Brachytherapy concerns primarily the use of radioactive sealed sources (or miniaturized high dose rate x-ray generators in the case of electronic brachytherapy) placed directly into tissue either inside or very close to the target volume. According to the dose rate (dose delivered per unit of time) to the point of prescription of the dose, brachytherapy is classified into three categories: Low Dose Rate (LDR) brachytherapy ranges between 0.4 and 2 Gy/h, Medium Dose Rate (MDR) brachytherapy ranges between 2 Gy/h and 12 Gy/h and High Dose Rate (HDR) brachytherapy, where dose is delivered at 12 Gy/h or more. Pulsed Dose Rate Brachytherapy (PDR) delivers the dose in a large number of small fractions with short intervals, mimicking the radiobiology of LDR brachytherapy.

Brachytherapy sources are usually inserted (loaded) into catheters or applicators. Sources can be hot-loaded (the applicator is preloaded with LDR radioactive sources at the time of placement into the patient - manual brachytherapy) or after-loaded (the applicator is placed first and the radioactive sources are loaded later, either by hand in case of manual afterloading or by a machine in the case of automatic remote afterloading).

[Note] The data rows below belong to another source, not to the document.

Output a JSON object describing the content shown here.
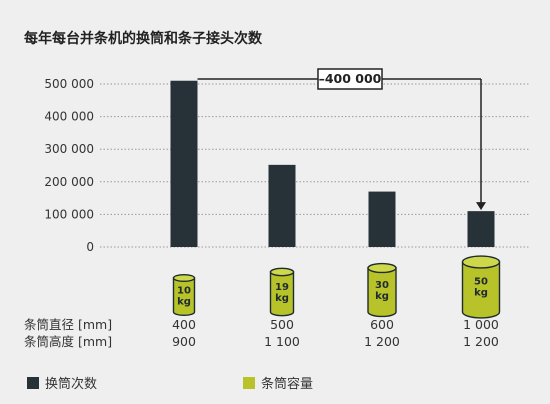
{
  "chart_data": {
    "type": "bar",
    "title": "每年每台并条机的换筒和条子接头次数",
    "categories": [
      "10 kg",
      "19 kg",
      "30 kg",
      "50 kg"
    ],
    "series": [
      {
        "name": "换筒次数",
        "values": [
          510000,
          252000,
          170000,
          110000
        ]
      }
    ],
    "ylim": [
      0,
      500000
    ],
    "yticks": [
      0,
      100000,
      200000,
      300000,
      400000,
      500000
    ],
    "ytick_labels": [
      "0",
      "100 000",
      "200 000",
      "300 000",
      "400 000",
      "500 000"
    ],
    "grid": true,
    "annotation": "–400 000",
    "can_labels": [
      {
        "top": "10",
        "bottom": "kg"
      },
      {
        "top": "19",
        "bottom": "kg"
      },
      {
        "top": "30",
        "bottom": "kg"
      },
      {
        "top": "50",
        "bottom": "kg"
      }
    ],
    "table": {
      "rows": [
        {
          "label": "条筒直径 [mm]",
          "values": [
            "400",
            "500",
            "600",
            "1 000"
          ]
        },
        {
          "label": "条筒高度 [mm]",
          "values": [
            "900",
            "1 100",
            "1 200",
            "1 200"
          ]
        }
      ]
    },
    "legend": [
      {
        "label": "换筒次数",
        "color": "#263238"
      },
      {
        "label": "条筒容量",
        "color": "#b8c229"
      }
    ],
    "colors": {
      "bar": "#263238",
      "can": "#b8c229",
      "grid": "#9a9a9a"
    }
  }
}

Treatment devices incorporating either Cobalt-60 or Iridium-192 gamma-ray sources or miniaturized high dose rate x-ray generators, with a computer-controlled source-drive mechanism for use in remote afterloading HDR brachytherapy, are called afterloaders or afterloader units. Palladium-103, Iodine-125, Cesium-137, Ytterbium-169 and Iridium-192 are some of the photon-emitting LDR isotopes. Ocular LDR applications are in some centres performed with beta-emitting plaques made of shielded Ruthenium/Rhodium-106. In DIRAC, data of both afterloading units and LDR installations (i.e. services performing LDR applications) are collected.


The CT-simulator is a dedicated CT scanner for use in radiotherapy treatment simulation and planning. CT-simulators require a large bore (up to 85 cm in diameter) to allocate the room for patient fixation tools. A flat tabletop is available for patient positioning and marking, to mimic the conditions of radiotherapy treatment delivery. Additionally, CT-simulators are usually equipped with movable room lasers and a special software for virtual simulation.

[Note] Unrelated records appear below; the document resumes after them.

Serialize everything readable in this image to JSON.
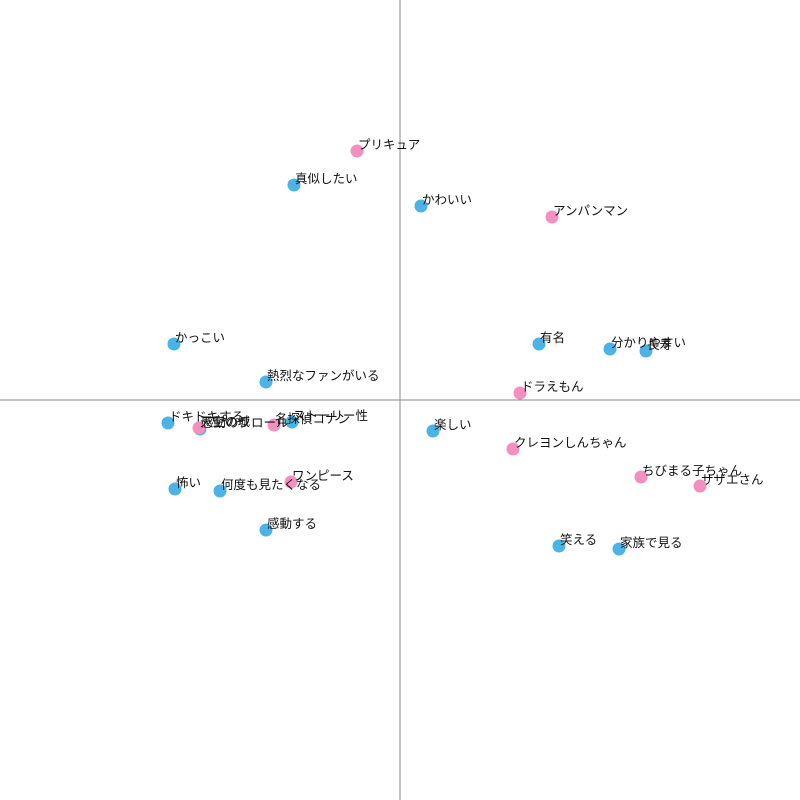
{
  "chart_data": {
    "type": "scatter",
    "title": "",
    "xlabel": "",
    "ylabel": "",
    "xlim": [
      -1.0,
      1.0
    ],
    "ylim": [
      -1.0,
      1.0
    ],
    "grid": false,
    "axes_through_origin": true,
    "colors": {
      "attribute": "#4bb3e6",
      "anime": "#f390c0",
      "axis": "#888888",
      "text": "#111111"
    },
    "series": [
      {
        "color_key": "attribute",
        "points": [
          {
            "label": "真似したい",
            "x": -0.265,
            "y": 0.5375
          },
          {
            "label": "かわいい",
            "x": 0.0525,
            "y": 0.485
          },
          {
            "label": "かっこい",
            "x": -0.565,
            "y": 0.14
          },
          {
            "label": "熱烈なファンがいる",
            "x": -0.335,
            "y": 0.045
          },
          {
            "label": "有名",
            "x": 0.3475,
            "y": 0.14
          },
          {
            "label": "分かりやすい",
            "x": 0.525,
            "y": 0.1275
          },
          {
            "label": "長寿",
            "x": 0.615,
            "y": 0.1225
          },
          {
            "label": "ドキドキする",
            "x": -0.58,
            "y": -0.0575
          },
          {
            "label": "感動のクロール",
            "x": -0.5,
            "y": -0.0725
          },
          {
            "label": "ストーリー性",
            "x": -0.27,
            "y": -0.055
          },
          {
            "label": "楽しい",
            "x": 0.0825,
            "y": -0.0775
          },
          {
            "label": "怖い",
            "x": -0.5625,
            "y": -0.2225
          },
          {
            "label": "何度も見たくなる",
            "x": -0.45,
            "y": -0.2275
          },
          {
            "label": "感動する",
            "x": -0.335,
            "y": -0.325
          },
          {
            "label": "笑える",
            "x": 0.3975,
            "y": -0.365
          },
          {
            "label": "家族で見る",
            "x": 0.5475,
            "y": -0.3725
          }
        ]
      },
      {
        "color_key": "anime",
        "points": [
          {
            "label": "プリキュア",
            "x": -0.1075,
            "y": 0.6225
          },
          {
            "label": "アンパンマン",
            "x": 0.38,
            "y": 0.4575
          },
          {
            "label": "ドラえもん",
            "x": 0.3,
            "y": 0.0175
          },
          {
            "label": "クレヨンしんちゃん",
            "x": 0.2825,
            "y": -0.1225
          },
          {
            "label": "ちびまる子ちゃん",
            "x": 0.6025,
            "y": -0.1925
          },
          {
            "label": "サザエさん",
            "x": 0.75,
            "y": -0.215
          },
          {
            "label": "ワンピース",
            "x": -0.2725,
            "y": -0.205
          },
          {
            "label": "名探偵コナン",
            "x": -0.315,
            "y": -0.0625
          },
          {
            "label": "天空の城",
            "x": -0.5025,
            "y": -0.07
          }
        ]
      }
    ]
  }
}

The (conventional) simulator is a machine that emulates the geometry and movements of the treatment unit with a diagnostic quality x-ray source in place of the megavoltage x-ray source. Planar x-ray reference images of the patient in the treatment position are generated with an image intensifier or flat panel detector, or with radiographic film.


Treatment planning is a process in which the care team defines personalised characteristics of the radiotherapy technique for a patient. Treatment planning consists of many steps including adequate patient diagnosis and staging, image acquisition for treatment planning, the localization of the volumes of interest, beam arrangement and its optimization, and treatment simulation. The treatment planning system (TPS) is the combination of software and hardware used to generate the treatment beam geometry and calculate the expected dose distribution in the patient’s tissue. Many configurations of software (dose calculation algorithms) and hardware are possible, making the TPS highly configurable equipment.